Hadislerle İslâm Cilt 6 Sayfa 42

Hz. İbrâhim artık hazırdı. Allah Teâlâ aklıyla ve gönlüyle tam mânâda mutmain olan Hz. İbrâhim"e bazı sahifeler vahyetti.5 Ve onu, kavmini hidayete çağırmakla görevlendirdi. Tebliğ görevi başlamıştı. Bildiği, inandığı, tecrübe ettiği şeyleri bir an önce, başta babası Âzer olmak üzere bütün toplumla paylaşmak istiyordu. Ancak bunun için tehlikeli bir yol seçmişti.

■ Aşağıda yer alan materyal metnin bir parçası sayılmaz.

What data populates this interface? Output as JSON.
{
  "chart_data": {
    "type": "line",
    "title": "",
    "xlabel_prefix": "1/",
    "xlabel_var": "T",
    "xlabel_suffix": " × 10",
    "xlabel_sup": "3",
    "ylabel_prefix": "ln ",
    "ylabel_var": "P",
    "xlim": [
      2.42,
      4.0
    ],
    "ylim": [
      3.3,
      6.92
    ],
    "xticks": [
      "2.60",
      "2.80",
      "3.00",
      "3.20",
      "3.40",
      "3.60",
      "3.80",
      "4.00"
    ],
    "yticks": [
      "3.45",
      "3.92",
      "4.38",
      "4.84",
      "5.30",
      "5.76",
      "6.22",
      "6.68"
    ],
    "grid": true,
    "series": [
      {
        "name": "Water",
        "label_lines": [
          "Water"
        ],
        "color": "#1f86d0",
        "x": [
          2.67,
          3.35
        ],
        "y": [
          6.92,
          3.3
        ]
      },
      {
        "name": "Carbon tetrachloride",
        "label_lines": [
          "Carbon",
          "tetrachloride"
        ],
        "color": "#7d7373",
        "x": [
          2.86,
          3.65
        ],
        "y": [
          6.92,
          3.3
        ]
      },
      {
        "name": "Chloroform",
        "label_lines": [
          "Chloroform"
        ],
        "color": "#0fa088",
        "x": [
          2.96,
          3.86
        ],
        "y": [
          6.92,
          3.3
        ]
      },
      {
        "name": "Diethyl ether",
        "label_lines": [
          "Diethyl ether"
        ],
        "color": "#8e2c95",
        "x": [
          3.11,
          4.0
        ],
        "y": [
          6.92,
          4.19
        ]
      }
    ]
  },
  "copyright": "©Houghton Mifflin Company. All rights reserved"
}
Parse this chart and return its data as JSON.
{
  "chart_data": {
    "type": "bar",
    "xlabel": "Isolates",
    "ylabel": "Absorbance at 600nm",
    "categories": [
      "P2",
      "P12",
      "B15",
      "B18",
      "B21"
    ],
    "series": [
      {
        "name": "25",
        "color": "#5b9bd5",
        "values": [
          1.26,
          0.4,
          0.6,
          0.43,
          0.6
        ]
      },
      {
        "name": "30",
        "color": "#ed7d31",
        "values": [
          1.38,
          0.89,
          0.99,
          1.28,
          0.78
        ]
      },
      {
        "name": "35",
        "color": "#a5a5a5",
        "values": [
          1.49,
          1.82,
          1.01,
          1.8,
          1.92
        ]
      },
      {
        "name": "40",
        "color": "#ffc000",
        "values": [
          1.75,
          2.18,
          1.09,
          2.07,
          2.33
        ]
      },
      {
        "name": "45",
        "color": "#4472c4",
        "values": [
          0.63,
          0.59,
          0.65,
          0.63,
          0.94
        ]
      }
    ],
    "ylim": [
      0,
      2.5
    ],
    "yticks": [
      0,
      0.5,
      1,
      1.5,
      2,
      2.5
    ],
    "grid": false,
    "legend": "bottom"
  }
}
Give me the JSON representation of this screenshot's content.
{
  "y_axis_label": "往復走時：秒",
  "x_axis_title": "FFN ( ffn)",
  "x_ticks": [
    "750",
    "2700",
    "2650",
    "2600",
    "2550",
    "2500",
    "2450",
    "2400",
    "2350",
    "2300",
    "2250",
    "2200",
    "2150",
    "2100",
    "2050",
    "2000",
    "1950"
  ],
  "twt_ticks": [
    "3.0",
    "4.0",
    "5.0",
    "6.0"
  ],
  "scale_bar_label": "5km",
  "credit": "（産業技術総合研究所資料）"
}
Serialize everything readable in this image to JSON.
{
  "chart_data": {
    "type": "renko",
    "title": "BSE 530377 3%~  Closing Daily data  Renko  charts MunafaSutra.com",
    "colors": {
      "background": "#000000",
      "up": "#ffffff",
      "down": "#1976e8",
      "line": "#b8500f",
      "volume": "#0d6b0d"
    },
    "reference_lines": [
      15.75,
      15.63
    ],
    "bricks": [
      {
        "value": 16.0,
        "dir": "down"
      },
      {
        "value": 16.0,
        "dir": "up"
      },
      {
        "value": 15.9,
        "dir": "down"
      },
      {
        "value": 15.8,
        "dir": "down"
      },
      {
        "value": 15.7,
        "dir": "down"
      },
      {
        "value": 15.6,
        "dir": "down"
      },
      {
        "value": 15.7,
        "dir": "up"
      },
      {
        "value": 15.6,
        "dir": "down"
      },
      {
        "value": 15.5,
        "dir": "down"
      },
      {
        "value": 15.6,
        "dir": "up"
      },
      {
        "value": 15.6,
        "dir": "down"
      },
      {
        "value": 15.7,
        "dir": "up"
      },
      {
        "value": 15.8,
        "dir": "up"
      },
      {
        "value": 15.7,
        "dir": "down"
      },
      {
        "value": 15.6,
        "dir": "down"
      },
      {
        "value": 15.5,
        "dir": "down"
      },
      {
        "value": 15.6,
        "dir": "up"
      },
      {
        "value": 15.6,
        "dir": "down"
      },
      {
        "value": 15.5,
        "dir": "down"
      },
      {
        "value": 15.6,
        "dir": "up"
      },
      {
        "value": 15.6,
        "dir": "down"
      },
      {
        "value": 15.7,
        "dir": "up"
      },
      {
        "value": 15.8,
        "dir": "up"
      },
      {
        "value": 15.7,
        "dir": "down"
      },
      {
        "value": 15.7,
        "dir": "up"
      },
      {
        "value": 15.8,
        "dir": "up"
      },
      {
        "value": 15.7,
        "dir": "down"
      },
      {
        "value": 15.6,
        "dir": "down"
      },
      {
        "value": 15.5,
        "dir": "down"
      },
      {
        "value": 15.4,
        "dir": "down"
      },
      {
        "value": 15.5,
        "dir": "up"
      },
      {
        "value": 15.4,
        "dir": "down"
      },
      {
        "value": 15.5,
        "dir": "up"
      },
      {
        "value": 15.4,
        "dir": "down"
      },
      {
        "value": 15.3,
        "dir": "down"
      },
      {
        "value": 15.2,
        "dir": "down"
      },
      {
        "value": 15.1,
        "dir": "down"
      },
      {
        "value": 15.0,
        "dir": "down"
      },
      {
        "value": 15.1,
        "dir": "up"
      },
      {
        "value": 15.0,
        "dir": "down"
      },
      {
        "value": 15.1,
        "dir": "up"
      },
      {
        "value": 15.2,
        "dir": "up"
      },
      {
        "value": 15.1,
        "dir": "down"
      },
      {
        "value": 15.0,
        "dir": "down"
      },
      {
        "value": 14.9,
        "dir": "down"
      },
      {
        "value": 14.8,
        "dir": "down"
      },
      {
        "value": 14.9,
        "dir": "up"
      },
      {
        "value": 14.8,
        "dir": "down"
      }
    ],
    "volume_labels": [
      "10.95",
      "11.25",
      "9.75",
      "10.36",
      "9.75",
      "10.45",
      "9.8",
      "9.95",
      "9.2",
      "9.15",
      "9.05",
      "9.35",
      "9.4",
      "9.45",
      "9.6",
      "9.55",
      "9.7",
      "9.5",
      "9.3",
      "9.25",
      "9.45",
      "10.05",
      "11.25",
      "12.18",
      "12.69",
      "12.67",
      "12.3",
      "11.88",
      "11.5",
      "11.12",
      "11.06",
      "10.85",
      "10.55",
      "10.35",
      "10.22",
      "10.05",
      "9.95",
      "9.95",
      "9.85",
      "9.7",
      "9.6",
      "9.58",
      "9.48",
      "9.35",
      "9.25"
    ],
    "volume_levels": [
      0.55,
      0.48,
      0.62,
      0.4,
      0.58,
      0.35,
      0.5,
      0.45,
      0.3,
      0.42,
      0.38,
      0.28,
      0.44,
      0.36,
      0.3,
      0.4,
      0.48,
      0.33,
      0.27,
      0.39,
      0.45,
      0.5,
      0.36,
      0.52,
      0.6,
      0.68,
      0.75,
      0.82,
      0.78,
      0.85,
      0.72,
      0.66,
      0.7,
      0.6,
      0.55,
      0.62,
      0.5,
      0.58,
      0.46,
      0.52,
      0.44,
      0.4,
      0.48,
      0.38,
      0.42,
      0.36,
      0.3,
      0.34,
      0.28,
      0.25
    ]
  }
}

Hz. İbrâhim, bir şenlik günü halkın meşguliyetinden faydalanarak puthaneye girdi ve baltasıyla buradaki bütün putları kırdı. Sadece en büyük putu bıraktı ve elindeki baltayı onun boynuna astı. Halk, kutsal değerlerine yöneltilen bu saldırıyı öğrendiğinde büyük bir şok yaşamıştı. Buna kim cüret etmişti? Ancak zanlı belli idi: Uzun süredir putları diline dolayan İbrâhim! Hz. İbrâhim, hemen Kral Nemrud"un huzuruna çıkartıldı, ileri gelenlerle yüzleştirildi:

“Ey İbrâhim, bu işi putlarımıza sen mi yaptın?”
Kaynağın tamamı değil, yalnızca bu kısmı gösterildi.